Religious Diversity Colloquium Spring/Summer 2013

  • Datum: 19.02.2013
  • Uhrzeit: 15:30 - 17:00
  • Vortragender: Murat Akan (Bosphorous University)
  • Ort: MPI-MMG, Hermann-Föge-Weg 12, Göttingen
  • Raum: Conference Room
"The Cordial State (Samimi Devlet), Religion, and Diversity: the Case of Turkey’s ‘Alevi Workshops’ "

For more details please contact vdvoffice(at)mmg.mpg.de.

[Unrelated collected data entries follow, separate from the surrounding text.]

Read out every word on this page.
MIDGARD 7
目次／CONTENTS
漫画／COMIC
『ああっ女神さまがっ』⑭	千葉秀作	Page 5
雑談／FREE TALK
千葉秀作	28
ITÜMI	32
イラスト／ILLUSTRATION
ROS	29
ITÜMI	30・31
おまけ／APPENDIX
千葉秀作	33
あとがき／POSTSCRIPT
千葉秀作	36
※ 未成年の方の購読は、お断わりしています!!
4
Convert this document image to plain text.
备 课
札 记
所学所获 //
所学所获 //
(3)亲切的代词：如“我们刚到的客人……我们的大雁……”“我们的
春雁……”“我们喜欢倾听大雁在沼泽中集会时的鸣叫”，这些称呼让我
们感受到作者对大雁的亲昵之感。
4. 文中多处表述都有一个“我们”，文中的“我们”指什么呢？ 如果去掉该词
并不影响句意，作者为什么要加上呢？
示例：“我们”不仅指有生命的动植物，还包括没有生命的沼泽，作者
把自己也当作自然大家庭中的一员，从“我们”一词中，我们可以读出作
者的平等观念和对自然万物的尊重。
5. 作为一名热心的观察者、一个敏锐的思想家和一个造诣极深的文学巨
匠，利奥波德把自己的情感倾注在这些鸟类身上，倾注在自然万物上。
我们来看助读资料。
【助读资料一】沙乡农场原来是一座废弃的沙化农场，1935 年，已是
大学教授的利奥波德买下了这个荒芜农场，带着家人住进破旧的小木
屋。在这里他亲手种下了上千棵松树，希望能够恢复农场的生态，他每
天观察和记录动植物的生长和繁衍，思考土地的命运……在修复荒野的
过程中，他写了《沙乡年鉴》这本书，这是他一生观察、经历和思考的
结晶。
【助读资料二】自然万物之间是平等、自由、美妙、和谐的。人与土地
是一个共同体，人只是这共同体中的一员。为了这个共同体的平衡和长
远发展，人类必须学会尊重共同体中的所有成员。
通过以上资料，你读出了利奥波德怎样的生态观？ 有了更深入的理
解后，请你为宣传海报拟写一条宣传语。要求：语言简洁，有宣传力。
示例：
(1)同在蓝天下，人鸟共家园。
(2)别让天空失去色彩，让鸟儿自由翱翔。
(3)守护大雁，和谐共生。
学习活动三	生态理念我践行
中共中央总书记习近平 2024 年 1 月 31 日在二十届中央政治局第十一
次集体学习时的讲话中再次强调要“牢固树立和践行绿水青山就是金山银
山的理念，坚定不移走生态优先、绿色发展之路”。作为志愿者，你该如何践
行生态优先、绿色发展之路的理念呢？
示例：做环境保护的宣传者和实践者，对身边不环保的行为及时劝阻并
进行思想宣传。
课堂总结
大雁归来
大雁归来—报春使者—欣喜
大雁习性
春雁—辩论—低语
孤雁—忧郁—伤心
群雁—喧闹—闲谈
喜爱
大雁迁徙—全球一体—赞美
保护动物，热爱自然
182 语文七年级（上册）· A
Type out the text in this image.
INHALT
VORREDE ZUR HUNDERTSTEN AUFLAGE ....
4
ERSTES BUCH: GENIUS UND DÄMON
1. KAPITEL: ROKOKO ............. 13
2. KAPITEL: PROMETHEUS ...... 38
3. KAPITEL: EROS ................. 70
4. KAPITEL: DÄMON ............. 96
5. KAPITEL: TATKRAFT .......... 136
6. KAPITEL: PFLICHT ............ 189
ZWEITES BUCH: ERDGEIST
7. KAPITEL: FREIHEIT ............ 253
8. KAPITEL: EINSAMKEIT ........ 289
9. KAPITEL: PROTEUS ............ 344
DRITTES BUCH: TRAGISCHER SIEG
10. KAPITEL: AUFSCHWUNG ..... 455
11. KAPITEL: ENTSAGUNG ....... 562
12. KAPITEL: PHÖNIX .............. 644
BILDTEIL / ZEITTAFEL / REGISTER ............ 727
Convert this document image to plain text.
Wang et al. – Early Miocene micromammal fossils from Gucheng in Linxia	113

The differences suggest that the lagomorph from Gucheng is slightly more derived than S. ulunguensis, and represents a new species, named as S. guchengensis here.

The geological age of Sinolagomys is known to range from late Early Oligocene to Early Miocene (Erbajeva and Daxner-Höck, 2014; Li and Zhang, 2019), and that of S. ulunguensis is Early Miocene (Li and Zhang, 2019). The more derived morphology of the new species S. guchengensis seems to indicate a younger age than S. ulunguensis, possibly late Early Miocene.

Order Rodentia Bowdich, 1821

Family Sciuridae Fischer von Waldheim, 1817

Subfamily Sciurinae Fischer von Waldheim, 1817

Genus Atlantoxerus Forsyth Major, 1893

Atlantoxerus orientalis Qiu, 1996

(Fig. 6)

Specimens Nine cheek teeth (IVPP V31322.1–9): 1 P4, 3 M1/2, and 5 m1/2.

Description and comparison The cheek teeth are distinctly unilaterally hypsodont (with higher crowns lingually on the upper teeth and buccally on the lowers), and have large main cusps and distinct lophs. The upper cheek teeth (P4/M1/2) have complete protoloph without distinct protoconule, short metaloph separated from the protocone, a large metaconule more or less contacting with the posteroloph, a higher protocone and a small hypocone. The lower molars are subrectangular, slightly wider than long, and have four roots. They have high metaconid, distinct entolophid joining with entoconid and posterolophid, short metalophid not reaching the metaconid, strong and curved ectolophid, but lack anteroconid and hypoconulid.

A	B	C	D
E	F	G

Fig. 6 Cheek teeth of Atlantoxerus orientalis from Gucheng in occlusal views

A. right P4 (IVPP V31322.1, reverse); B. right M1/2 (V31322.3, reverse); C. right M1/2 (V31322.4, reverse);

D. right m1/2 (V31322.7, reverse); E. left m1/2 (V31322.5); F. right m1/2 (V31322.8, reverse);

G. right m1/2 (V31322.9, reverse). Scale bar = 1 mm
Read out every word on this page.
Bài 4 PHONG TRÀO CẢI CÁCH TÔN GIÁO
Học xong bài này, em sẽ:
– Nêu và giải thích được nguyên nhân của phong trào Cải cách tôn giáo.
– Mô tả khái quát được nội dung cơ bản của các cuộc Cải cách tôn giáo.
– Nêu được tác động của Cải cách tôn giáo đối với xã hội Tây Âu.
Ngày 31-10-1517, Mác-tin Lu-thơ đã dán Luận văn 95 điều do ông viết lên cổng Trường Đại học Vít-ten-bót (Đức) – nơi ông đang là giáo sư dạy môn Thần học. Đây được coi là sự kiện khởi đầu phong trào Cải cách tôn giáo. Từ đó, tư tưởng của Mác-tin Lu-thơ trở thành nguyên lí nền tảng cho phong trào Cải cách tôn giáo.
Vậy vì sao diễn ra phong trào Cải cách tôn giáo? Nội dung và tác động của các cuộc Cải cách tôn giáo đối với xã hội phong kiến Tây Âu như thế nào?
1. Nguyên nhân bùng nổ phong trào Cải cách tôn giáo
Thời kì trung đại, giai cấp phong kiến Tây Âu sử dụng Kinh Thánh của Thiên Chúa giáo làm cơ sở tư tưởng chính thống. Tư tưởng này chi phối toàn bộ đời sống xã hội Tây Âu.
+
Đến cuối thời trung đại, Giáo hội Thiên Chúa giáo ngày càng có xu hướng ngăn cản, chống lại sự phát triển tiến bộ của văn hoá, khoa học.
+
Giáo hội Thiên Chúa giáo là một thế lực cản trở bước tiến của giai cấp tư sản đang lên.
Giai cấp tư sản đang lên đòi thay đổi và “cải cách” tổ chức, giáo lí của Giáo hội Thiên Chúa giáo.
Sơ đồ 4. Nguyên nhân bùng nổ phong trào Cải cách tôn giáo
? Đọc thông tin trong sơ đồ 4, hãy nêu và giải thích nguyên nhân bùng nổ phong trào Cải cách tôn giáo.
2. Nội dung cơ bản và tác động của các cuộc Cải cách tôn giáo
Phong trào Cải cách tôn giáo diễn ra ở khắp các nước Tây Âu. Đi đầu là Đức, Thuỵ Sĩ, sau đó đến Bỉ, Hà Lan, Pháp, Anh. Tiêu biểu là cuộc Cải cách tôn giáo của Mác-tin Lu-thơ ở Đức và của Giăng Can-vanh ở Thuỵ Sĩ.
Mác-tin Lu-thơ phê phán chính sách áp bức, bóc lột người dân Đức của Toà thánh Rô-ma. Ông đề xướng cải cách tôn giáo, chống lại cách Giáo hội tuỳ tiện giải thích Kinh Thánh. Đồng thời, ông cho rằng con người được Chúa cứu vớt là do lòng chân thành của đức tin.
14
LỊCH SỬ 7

The debates on citizenship ignited by the “challenge” of diversity, still poses the debate between the different-blind liberal idea of universal equal citizenship and a multiculturalist challenge. It takes the multiculturalist challenge as a sociological fact; either caused by immigration, or assimilationist nation-state policies, or capitalism. In fact, in many formulations of the debate an explicit and distinct problematization of the state, capitalism and liberalism are absent. This formulation of the question points out certain research directions more than others, and creates its own conceptual dichotomies parading in academic literature as if in need of no empirical (re)grounding in specific contexts. Foremost of all, the question of group definitions is treated as exogenous to the discussion, bequeathed from certain sociological research or assumed under some kind of essentialism (e.g. cultural, religious, national). This lecture shifts the focus to one object of analysis it finds relatively under theorized in this debate, “the state.” I look at an instance of a government project to address the “problems of a specific group of citizens” through dialogue in the name of further democratization. In 2009, Turkey’s ruling Justice and Development Party (AKP) initiated a series of reach-out meetings called “National Unity and Brother (Sister) hood (Milli Birlik ve Kardeşlik Projesi)” as further democratization (demo­kratik açılım). The Alevi workshops were part of this larger project. A focus on the “nut and bolts” of the “structuring power” of the government, at the least, raises many questions against the pillars of the “multiculturalist challenge” thesis and also contributes to further thinking along the lines of an “anthropology of the state.”